Saturday 8 December 2018

WHEELS OF FIRE / THE SISTERHOOD

CONTAINS SOME SPOILERS

One of the problems with putting old trash movies onto the streaming services is that on many occasions the print quality is absolutely terrible. They're frequently sourced from VHS tapes (and not even first generation by the look of some of them, which might make for a warm nostalgic feeling for the days of bootlegged copies of copies) and more often than not are cropped to four by three. Sometimes they're windowboxed into the middle of the screen. Happily, sometimes you get a nice widescreen film print to look at, with the added bonus of all the footage the BBFC snipped out in their more scissor-happy days.

Two slices of prime 80s macho trash from Cirio H Santiago have turned up on Prime recently, dating from the Mad Max era when anyone with access to a desert, some pimped-up stock cars and a wardrobe full of leather bondage gear could royally rip it off. Both take place in a barren post-holocaust wasteland where armies of disposable thugs roam around in dune buggies, picking off travellers and abducting the womenfolk for the usual sordid reasons. (As you'd expect, there's little indication where they get an apparently inexhaustible supply of gasoline.) Wheels Of Fire has a man tracking down his sister, kidnapped by a gang leader and holed up in a fortress for the big final reel showdown. The Sisterhood is far less petrol-driven, with an all-female community (all of whom have superpowers such as healing or telekinesis) at risk from the usual biker/buggy gangs.

Despite the desert setting and the curious plot contrivance of a female character having the ability to communicate with birds, the two films aren't connected in any way.

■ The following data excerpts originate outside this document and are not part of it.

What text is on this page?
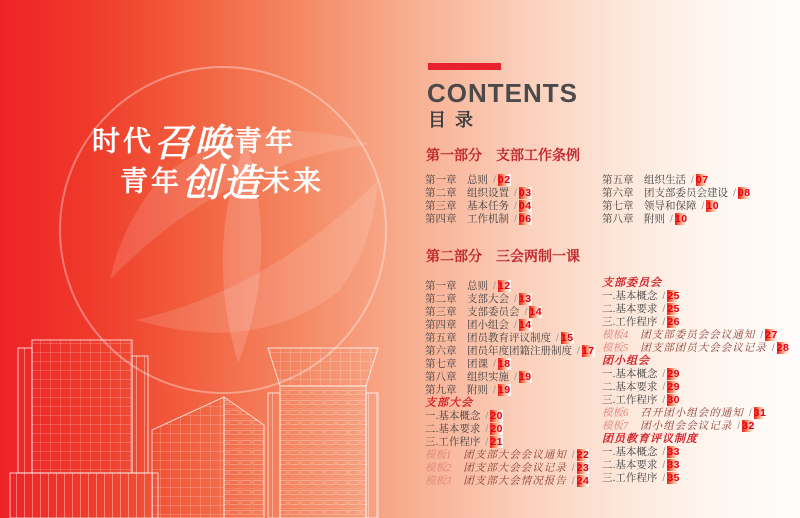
时代召唤青年
青年创造未来
CONTENTS
目录
第一部分　支部工作条例
第一章　总则 / 02
第二章　组织设置 / 03
第三章　基本任务 / 04
第四章　工作机制 / 06
第五章　组织生活 / 07
第六章　团支部委员会建设 / 08
第七章　领导和保障 / 10
第八章　附则 / 10
第二部分　三会两制一课
第一章　总则 / 12
第二章　支部大会 / 13
第三章　支部委员会 / 14
第四章　团小组会 / 14
第五章　团员教育评议制度 / 15
第六章　团员年度团籍注册制度 / 17
第七章　团课 / 18
第八章　组织实施 / 19
第九章　附则 / 19
支部大会
一.基本概念 / 20
二.基本要求 / 20
三.工作程序 / 21
模板1 团支部大会会议通知 / 22
模板2 团支部大会会议记录 / 23
模板3 团支部大会情况报告 / 24
支部委员会
一.基本概念 / 25
二.基本要求 / 25
三.工作程序 / 26
模板4 团支部委员会会议通知 / 27
模板5 团支部团员大会会议记录 / 28
团小组会
一.基本概念 / 29
二.基本要求 / 29
三.工作程序 / 30
模板6 召开团小组会的通知 / 31
模板7 团小组会会议记录 / 32
团员教育评议制度
一.基本概念 / 33
二.基本要求 / 33
三.工作程序 / 35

Of the two, Wheels Of Fire is easily the better film, if only for the fact that it's blessed with an early score by Christopher Young, later to emerge as an A-list horror composer (Hellraiser, The Fly II) although in this instance he seems to been told to emulate the sound of Brian May's scores to the first two Mad Max films. By contrast, The Sisterhood is saddled with an unlistenable Fisher-Price plonky keyboard score that makes a two-octave Bontempi sound like the London Symphony Orchestra by comparison. (It does, however, include Lynn-Holly Johnson, the barely legal ice-skating nymphomaniac from For Your Eyes Only.)

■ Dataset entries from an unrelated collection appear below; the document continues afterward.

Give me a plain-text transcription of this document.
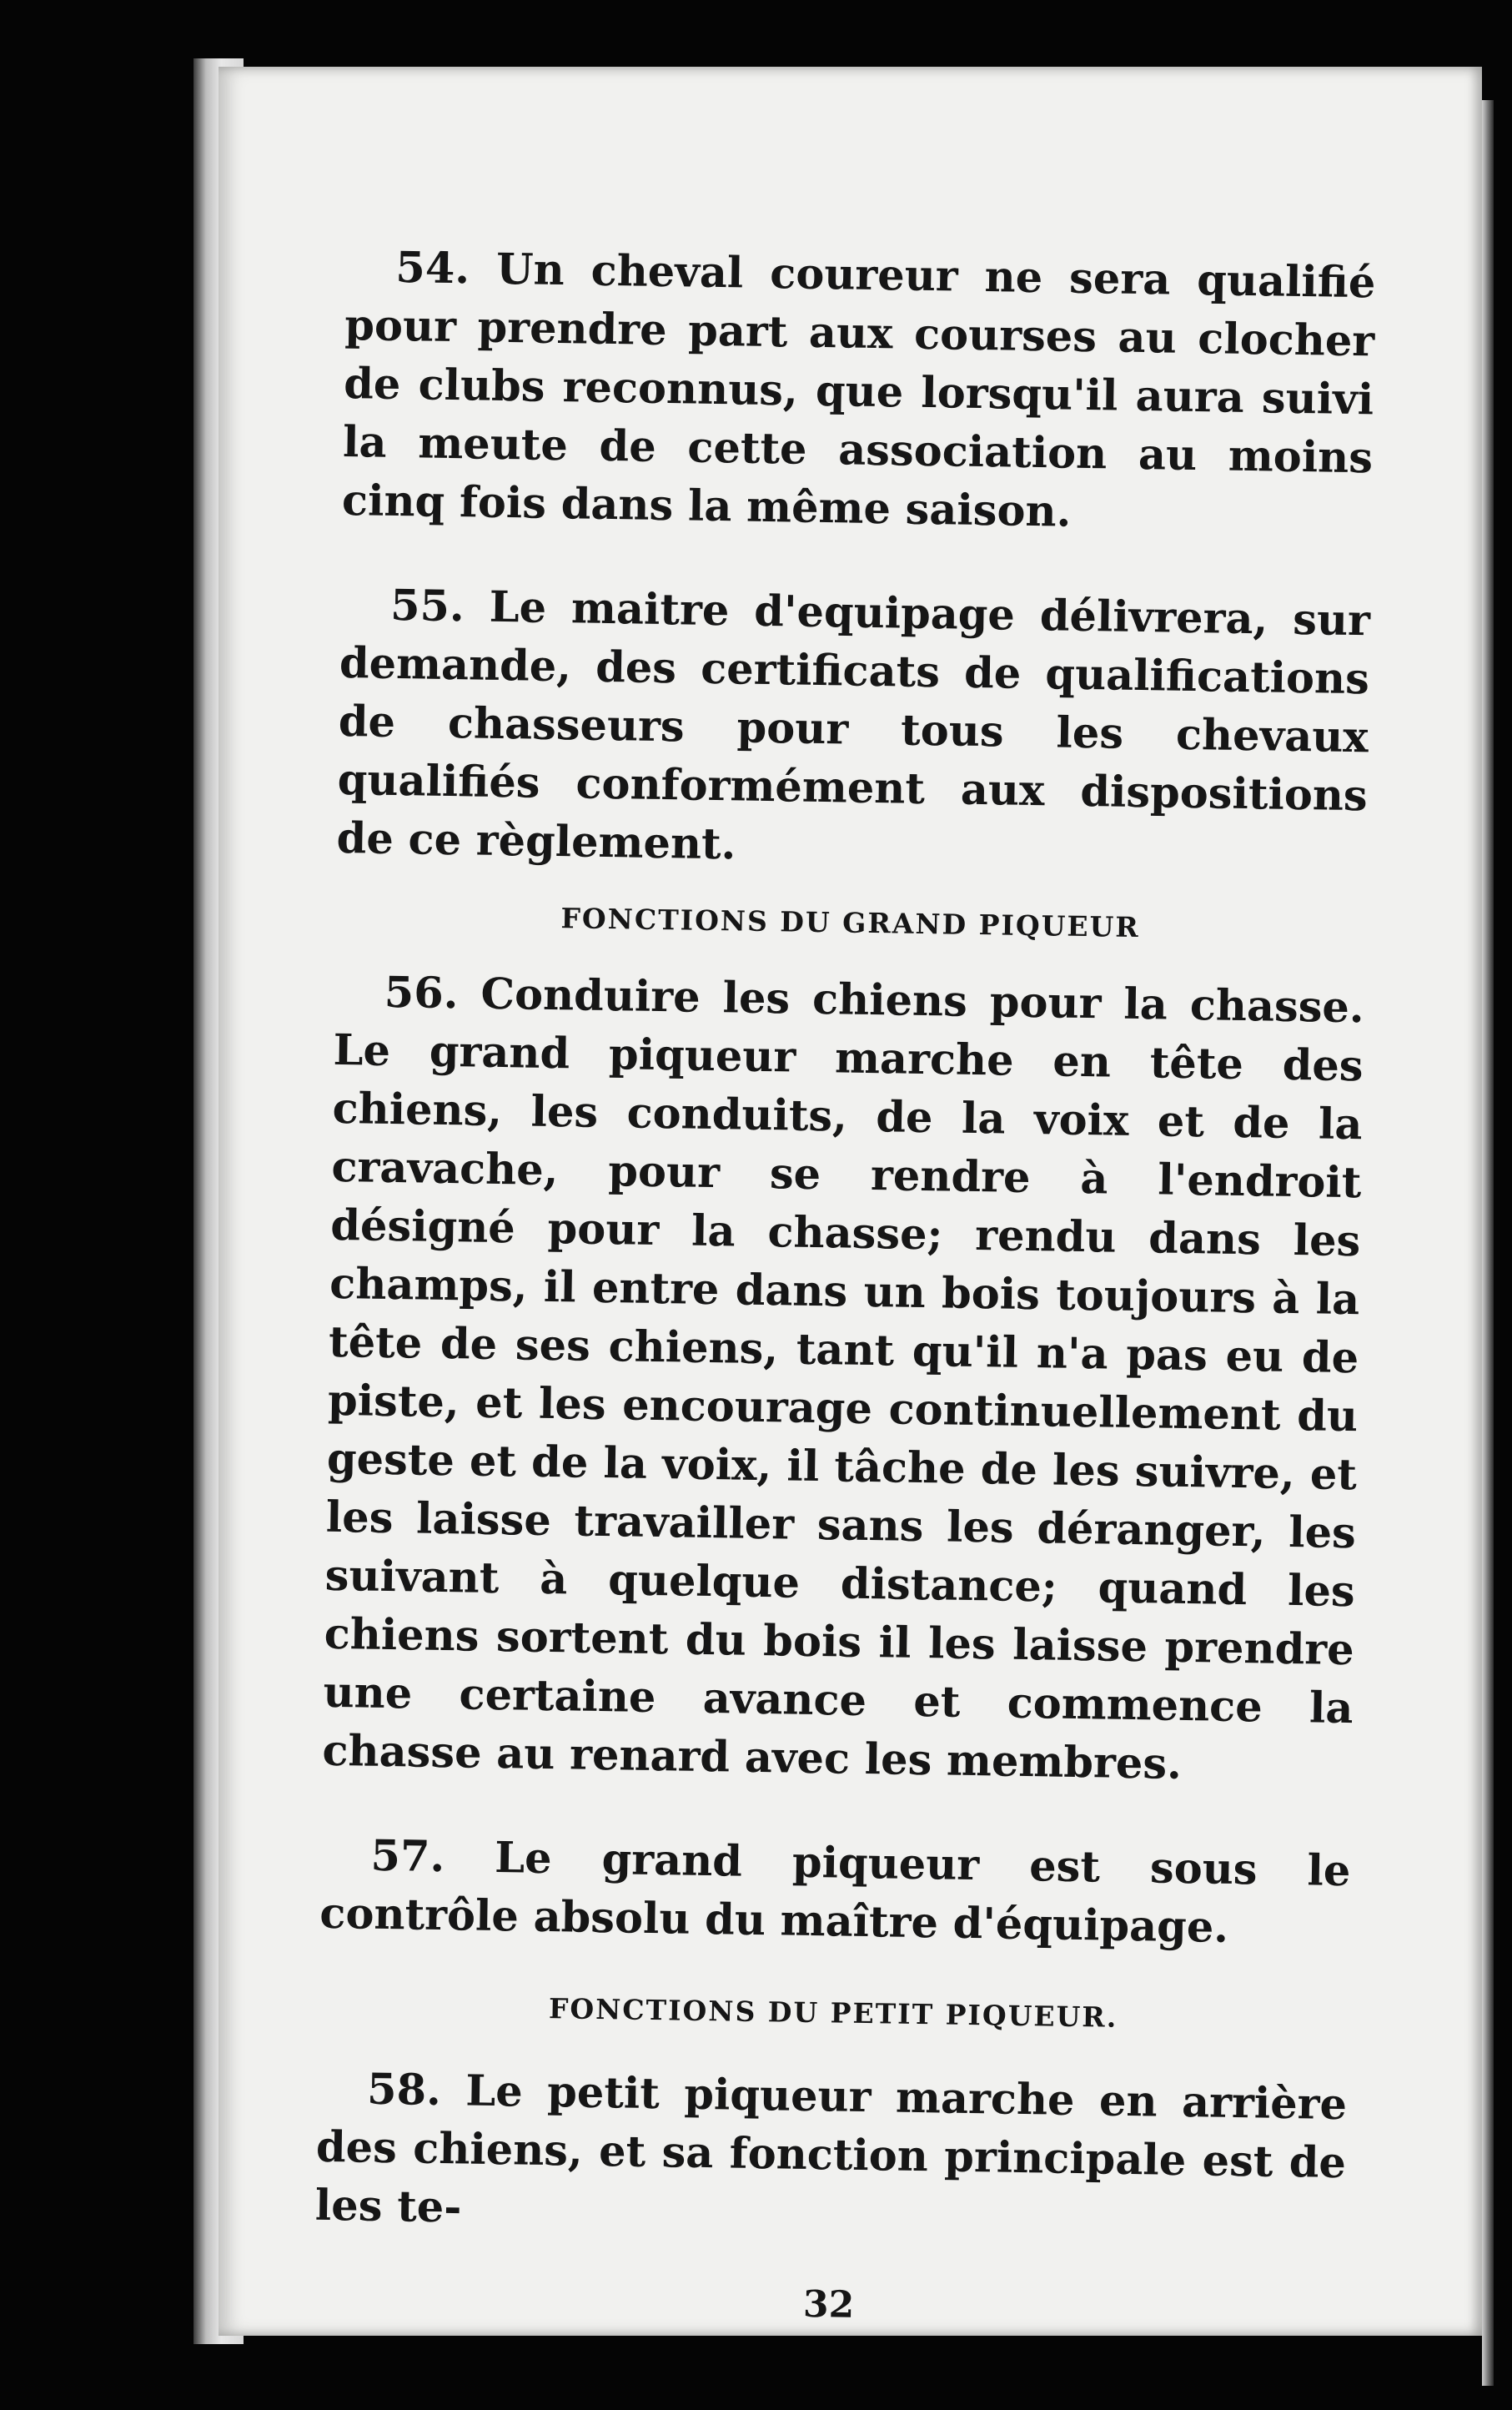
54. Un cheval coureur ne sera qualifié pour prendre part aux courses au clocher de clubs reconnus, que lorsqu'il aura suivi la meute de cette association au moins cinq fois dans la même saison.

55. Le maitre d'equipage délivrera, sur demande, des certificats de qualifications de chasseurs pour tous les chevaux qualifiés conformément aux dispositions de ce règlement.

FONCTIONS DU GRAND PIQUEUR

56. Conduire les chiens pour la chasse. Le grand piqueur marche en tête des chiens, les conduits, de la voix et de la cravache, pour se rendre à l'endroit désigné pour la chasse; rendu dans les champs, il entre dans un bois toujours à la tête de ses chiens, tant qu'il n'a pas eu de piste, et les encourage continuellement du geste et de la voix, il tâche de les suivre, et les laisse travailler sans les déranger, les suivant à quelque distance; quand les chiens sortent du bois il les laisse prendre une certaine avance et commence la chasse au renard avec les membres.

57. Le grand piqueur est sous le contrôle absolu du maître d'équipage.

FONCTIONS DU PETIT PIQUEUR.

58. Le petit piqueur marche en arrière des chiens, et sa fonction principale est de les te-

32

Neither of the films are masterpieces: the car action obviously lacks the insane verve of the Mad Max movies, the acting is pretty basic and the plots sometimes veer off in weird diversions such as underground communities and hidden bunkers full of weapons. The fixation on rape is an uncomfortable callback to a less enlightened mindset, which is hopefully something that even trashy exploitation movies have grown out of now. It's nice to see they're still available, and as a special treat Wheels Of Fire probably includes the two minutes plus that the BBFC removed for its VHS release a third of a century ago, but unless you've a soft spot for this kind of junk (I kind of enjoyed 2019: After The Fall Of New York, and I do want to rewatch the likes of Bronx Warriors and The New Barbarians at some point) they're neither of them essentials.